Mungkin tidak terlintas dalam pikirannya bahwa membuat perubahan itu adalah bagian dari pekerjaan. Banyak juga orang merasa bahwa perubahan selayaknya dilakukan oleh pimpinan, CEO, direktur, menteri, atau presiden. Yang lain tinggal mengekor saja. Tetapi, inikah hakikat hidup kita? Sekadar menunggu adanya penggerak perubahan dan menjadi follower saja? Apa betul, seorang yang tidak terlalu signifikan perannya, tak usah peduli akan tanggung jawabnya membuat perubahan?
Tengok Letnan Kolonel Soviet Stanislav Petrov, semasa perang dingin pada 1983. Saat itu, ia sedang bertugas di pusat peluru kendali Soviet, ketika mendapat early warning yang mengabarkan bahwa Amerika akan melakukan serangan peluru kendali. Protokol Soviet memerintahkan Petrov untuk melakukan penyerangan kembali. Namun, Petrov tidak memencet tombolnya dengan alasan bahwa peluru kendali Soviet terlalu sedikit jumlahnya untuk menyerang Amerika. Petrov membangkang.

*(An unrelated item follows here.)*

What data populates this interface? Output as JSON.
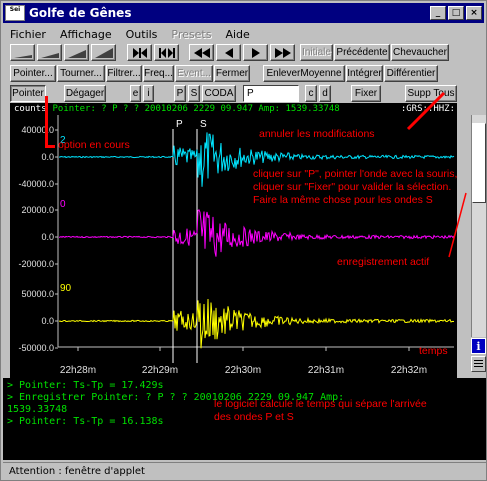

Bisa dibayangkan, apabila ia melakukan tindakan konservatif dengan menuruti perintah, berjuta-juta orang akan mati seketika. Bahkan, mungkin kehidupan di dunia sudah tidak ada lagi, dikarenakan perang nuklir yang dahsyat antara kedua Negara raksasa itu. Petrov tidak pernah dianggap pahlawan, dia tetap orang biasa. Namun, demikian perbuatannya membawa impact yang dahsyat. Ini salah satu contoh yang ekstrem. Namun bukankah kita sendiri juga pernah mengalami bahwa ada orang-orang tanpa posisi yang signifikan di masyarakat, tetapi dapat mengubah hidup kita?

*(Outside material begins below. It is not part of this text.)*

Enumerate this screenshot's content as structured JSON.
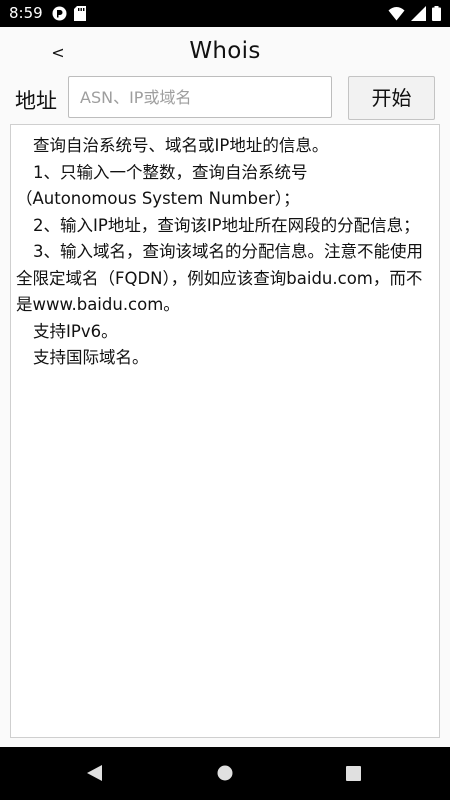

Seorang dosen cantik semasa saya duduk di bangku kuliah pernah mengucapkan sebuah kalimat, “Kalau Anda tidak yakin bisa membedah kepribadian manusia, jangan belajar ilmu psikologi”. Kalimat ini mengubah sikap mental saya dalam berprofesi. Masih banyak lagi individu yang bisa mengubah hidup kita. Seorang dokter yang bukan sekadar focus mengobati pernah memberi komentar yang tajam pada kenalan saya yang perokok. “Kalau kamu masih merokok, sebenarnya kamu tidak khawatir pada keadaan jantungmu,” katanya. Dokter itu mengubah hidup teman saya ini seketika dan ia berhenti merokok.

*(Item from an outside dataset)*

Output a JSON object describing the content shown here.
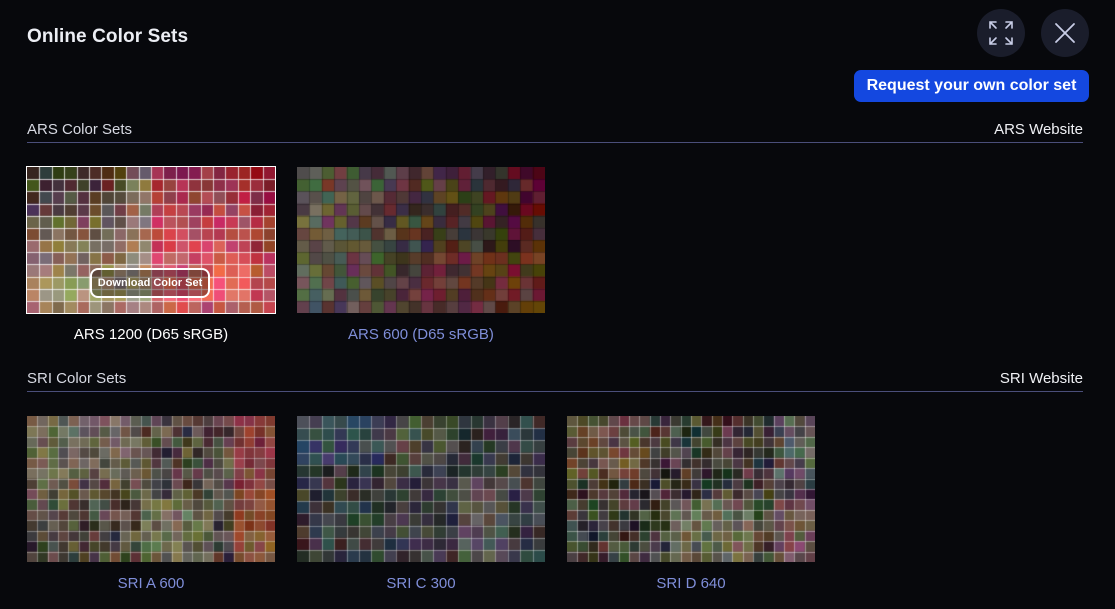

Jadi, kita tidak perlu menjadi Steve Jobs, yang menemukan iPhone, atau dr Nalin, yang menemukan air gula dan garam sebagai obat diare, atau dr Landsteiner sang penemu golongan darah. Kita bisa menjadi orang biasa yang memberi impact pada kehidupan orang lain. Kita bisa menghasilkan pengaruh. Seperti kata Steve Jobs, “Make a dent in the universe”, bengkokkan alam semesta ini
Lakukan hal yang sedikit tidak konvensional
Dalam masyarakat yang penuh intrik, korupsi, dan budaya yang sudah demikian materialistis, tiba-tiba bisa muncul suatu sikap nonkonvensional dalam diri seorang pemimpin. Ia berhemat, sementara orang lain menghabis-habiskan anggaran. Ia memerangi korupsi dalam situasi di mana banyak orang sudah frustasi, apatis, dan menganggap bahwa praktik korupsi adalah sebuah kewajaran. Ia menaikkan gaji karyawan, meskipun banyak orang menganggap kebijakan itu tidak tepat waktu.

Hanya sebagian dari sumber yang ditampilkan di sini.